Continuing its crackdown on shell companies which are allegedly used as conduits for illicit fund flows and tax evasion, the government on Tuesday said that names of over 2.09 lakh firms have been struck off from register of companies for failing to comply with regulatory requirements and action has been initiated to restrict operations of their bank accounts.
It further said the directors of deregistered firms would not be able to operate the bank accounts till these entities are legally restored.
"The names of 2,09,032 companies have been struck off from the register of companies under Section 248 (5) of the Act. The existing directors and authorised signatories of such struck-off companies will now become ex-directors or ex-authorised signatories," an official release said.
The existing Directors and Authorized Signatories of such struck off companies will now become ex Directors or ex Authorized Signatories.— Ministry of Finance (@FinMinIndia) September 5, 2017
These individuals will not be able to operate bank accounts till such companies are legally restored by an order of the NCLT.— Ministry of Finance (@FinMinIndia) September 5, 2017
Section 248 of the Companies Act -- which is implemented by the corporate affairs ministry -- provides powers to strike off names of companies from the register on various grounds including for being inactive for long.

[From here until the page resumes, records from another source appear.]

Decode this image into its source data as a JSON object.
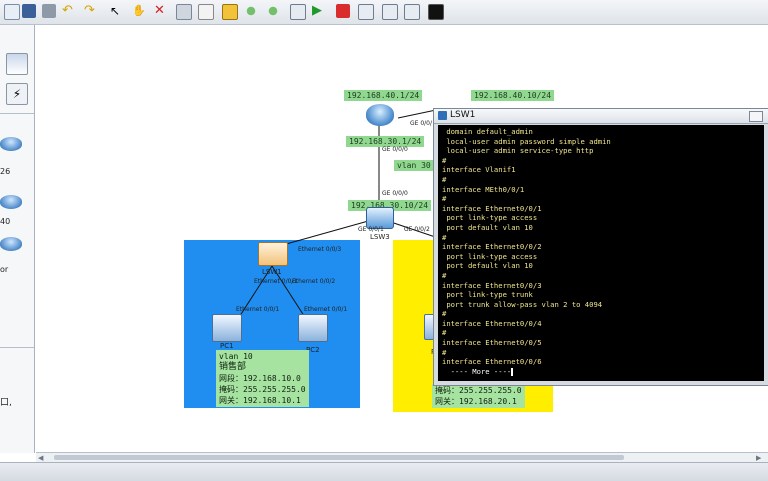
{
  "palette": {
    "items": [
      {
        "label": "26"
      },
      {
        "label": "40"
      },
      {
        "label": "or"
      }
    ],
    "left_note": "口,"
  },
  "topology": {
    "router_ip_left": "192.168.40.1/24",
    "router_ip_right": "192.168.40.10/24",
    "router_port_left_ip": "192.168.30.1/24",
    "router_port_top": "GE 0/0/",
    "router_port_down": "GE 0/0/0",
    "vlan_label": "vlan 30",
    "lsw3_port_up": "GE 0/0/0",
    "lsw3_ip": "192.168.30.10/24",
    "lsw3_port_left": "GE 0/0/1",
    "lsw3_port_right": "GE 0/0/2",
    "lsw3_name": "LSW3",
    "lsw1_name": "LSW1",
    "lsw1_port_up": "Ethernet 0/0/3",
    "lsw1_port_left": "Ethernet 0/0/1",
    "lsw1_port_right": "Ethernet 0/0/2",
    "pc1_port": "Ethernet 0/0/1",
    "pc2_port": "Ethernet 0/0/1",
    "pc1_name": "PC1",
    "pc2_name": "PC2",
    "pc_right_name": "P",
    "info_left": {
      "vlan": "vlan 10",
      "dept": "销售部",
      "ip": "网段：192.168.10.0",
      "mask": "掩码：255.255.255.0",
      "gw": "网关：192.168.10.1"
    },
    "info_right": {
      "mask": "掩码：255.255.255.0",
      "gw": "网关：192.168.20.1"
    },
    "colors": {
      "blue_zone": "#1f8ef0",
      "yellow_zone": "#ffee00",
      "ip_label_bg": "#90d890"
    }
  },
  "terminal": {
    "title": "LSW1",
    "lines": [
      " domain default_admin",
      " local-user admin password simple admin",
      " local-user admin service-type http",
      "#",
      "interface Vlanif1",
      "#",
      "interface MEth0/0/1",
      "#",
      "interface Ethernet0/0/1",
      " port link-type access",
      " port default vlan 10",
      "#",
      "interface Ethernet0/0/2",
      " port link-type access",
      " port default vlan 10",
      "#",
      "interface Ethernet0/0/3",
      " port link-type trunk",
      " port trunk allow-pass vlan 2 to 4094",
      "#",
      "interface Ethernet0/0/4",
      "#",
      "interface Ethernet0/0/5",
      "#",
      "interface Ethernet0/0/6"
    ],
    "more": "  ---- More ----"
  }
}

About the directors and signatories of the over 2.09 lakh firms, the government said they would not be able to operate bank accounts of such companies till these entities are legally restored.
The restoration, as and when it happens, would be reflected in the official records by way of change in the status from 'struck off' to 'active'.

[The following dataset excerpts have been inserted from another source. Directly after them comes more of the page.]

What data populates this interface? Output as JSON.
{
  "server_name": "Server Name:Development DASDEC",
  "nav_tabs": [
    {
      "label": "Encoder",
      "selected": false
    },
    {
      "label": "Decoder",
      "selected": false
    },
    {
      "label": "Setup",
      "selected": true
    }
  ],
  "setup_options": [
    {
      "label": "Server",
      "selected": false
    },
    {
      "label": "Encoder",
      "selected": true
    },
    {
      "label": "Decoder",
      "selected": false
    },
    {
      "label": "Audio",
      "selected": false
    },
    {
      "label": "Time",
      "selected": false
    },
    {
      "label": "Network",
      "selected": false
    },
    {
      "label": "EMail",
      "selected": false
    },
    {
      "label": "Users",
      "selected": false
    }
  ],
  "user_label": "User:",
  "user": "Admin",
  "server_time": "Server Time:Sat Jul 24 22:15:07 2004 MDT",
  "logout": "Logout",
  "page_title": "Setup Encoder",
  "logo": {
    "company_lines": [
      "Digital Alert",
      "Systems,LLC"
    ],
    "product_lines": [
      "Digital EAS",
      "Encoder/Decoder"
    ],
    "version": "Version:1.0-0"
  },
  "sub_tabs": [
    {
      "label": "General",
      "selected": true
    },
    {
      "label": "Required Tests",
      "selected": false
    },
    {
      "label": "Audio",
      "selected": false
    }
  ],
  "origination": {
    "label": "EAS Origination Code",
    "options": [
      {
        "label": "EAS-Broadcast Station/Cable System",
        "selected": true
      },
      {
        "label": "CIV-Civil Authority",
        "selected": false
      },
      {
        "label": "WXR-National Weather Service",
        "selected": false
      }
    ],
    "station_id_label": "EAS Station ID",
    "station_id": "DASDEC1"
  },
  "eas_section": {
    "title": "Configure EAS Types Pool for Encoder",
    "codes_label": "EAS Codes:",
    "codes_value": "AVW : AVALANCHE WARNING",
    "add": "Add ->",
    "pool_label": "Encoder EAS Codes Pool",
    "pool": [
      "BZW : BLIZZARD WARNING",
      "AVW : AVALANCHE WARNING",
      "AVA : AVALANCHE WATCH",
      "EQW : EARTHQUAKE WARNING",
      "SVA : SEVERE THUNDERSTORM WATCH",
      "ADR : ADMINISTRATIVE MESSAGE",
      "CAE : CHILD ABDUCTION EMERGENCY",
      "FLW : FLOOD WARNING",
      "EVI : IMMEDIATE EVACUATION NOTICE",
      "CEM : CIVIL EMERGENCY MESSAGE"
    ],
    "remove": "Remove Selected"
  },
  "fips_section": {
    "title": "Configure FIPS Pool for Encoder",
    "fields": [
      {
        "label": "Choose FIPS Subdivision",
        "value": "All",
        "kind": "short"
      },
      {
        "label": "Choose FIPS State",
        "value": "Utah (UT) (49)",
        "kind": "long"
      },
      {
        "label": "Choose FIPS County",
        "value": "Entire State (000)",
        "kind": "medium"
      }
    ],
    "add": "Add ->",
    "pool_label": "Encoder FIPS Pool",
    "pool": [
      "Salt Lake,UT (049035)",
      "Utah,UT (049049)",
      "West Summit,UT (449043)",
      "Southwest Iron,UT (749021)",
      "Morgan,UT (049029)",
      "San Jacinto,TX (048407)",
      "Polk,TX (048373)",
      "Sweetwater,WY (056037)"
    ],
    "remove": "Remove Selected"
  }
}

"Since such 'struck off' companies have ceased to exist, action has been initiated to restrict the operation of bank accounts of such companies," the release said.

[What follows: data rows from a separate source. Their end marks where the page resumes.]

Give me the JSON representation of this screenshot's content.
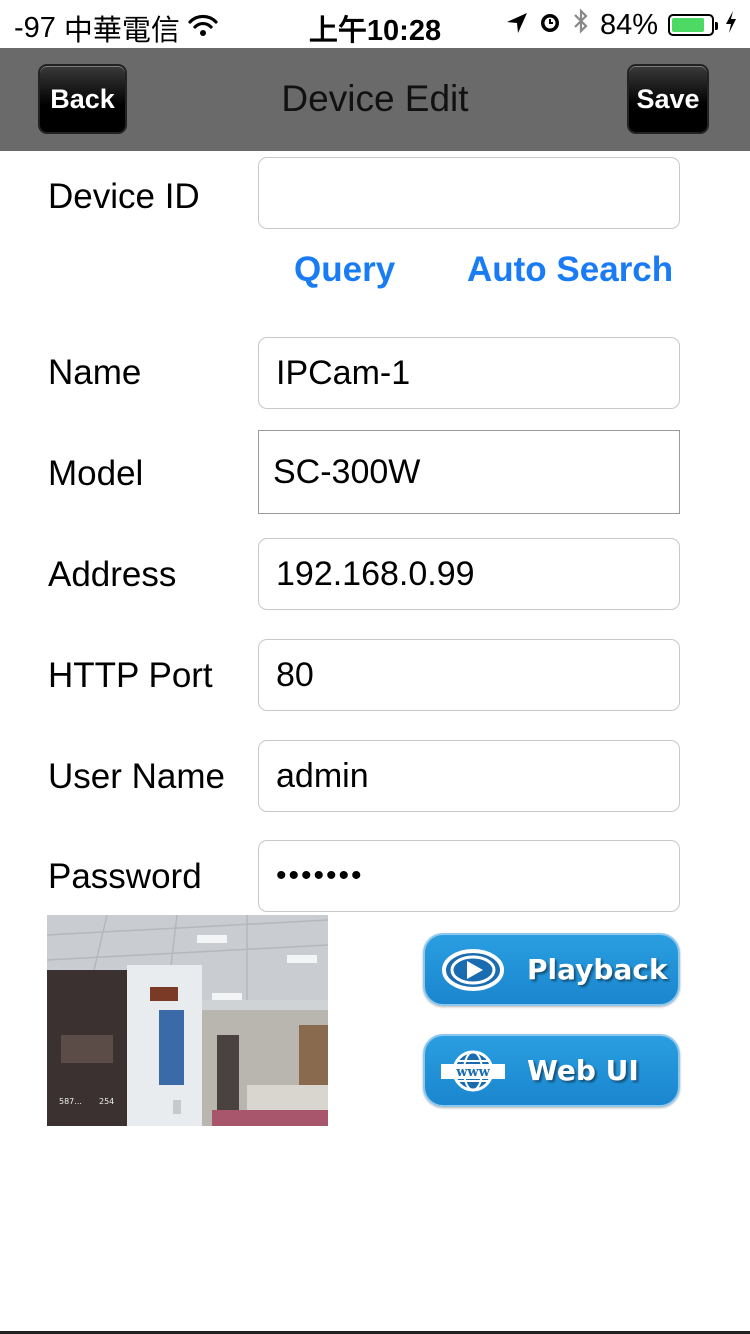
{
  "status_bar": {
    "signal": "-97",
    "carrier": "中華電信",
    "time": "上午10:28",
    "battery": "84%",
    "battery_level": 0.84,
    "battery_color": "#4cd964",
    "icons": [
      "wifi-icon",
      "location-arrow-icon",
      "alarm-icon",
      "bluetooth-icon",
      "battery-icon",
      "charging-icon"
    ]
  },
  "nav": {
    "title": "Device Edit",
    "back_label": "Back",
    "save_label": "Save"
  },
  "form": {
    "device_id_label": "Device ID",
    "device_id_value": "",
    "query_label": "Query",
    "auto_search_label": "Auto Search",
    "name_label": "Name",
    "name_value": "IPCam-1",
    "model_label": "Model",
    "model_value": "SC-300W",
    "address_label": "Address",
    "address_value": "192.168.0.99",
    "port_label": "HTTP Port",
    "port_value": "80",
    "username_label": "User Name",
    "username_value": "admin",
    "password_label": "Password",
    "password_value": "•••••••"
  },
  "actions": {
    "playback_label": "Playback",
    "webui_label": "Web UI"
  },
  "snapshot": {
    "overlay_left": "587...",
    "overlay_right": "254"
  },
  "colors": {
    "link": "#1a7cf5",
    "nav_bg": "#6a6a6a",
    "button_blue": "#1a86cf"
  }
}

The Department of Financial Services, through the Indian Banks Association, has advised banks that they should take immediate steps to put restrictions on bank accounts of such struck-off companies.
"In addition to such struck-off companies, banks have also been advised to go in for enhanced diligence while dealing with companies in general," the release said.
A company even having an active status on the corporate affairs ministry website but defaulting in filing of its due financial statements or annual returns, among others, "should be seen with suspicion as, prima facie, the company is not complying with its mandatory statutory obligations".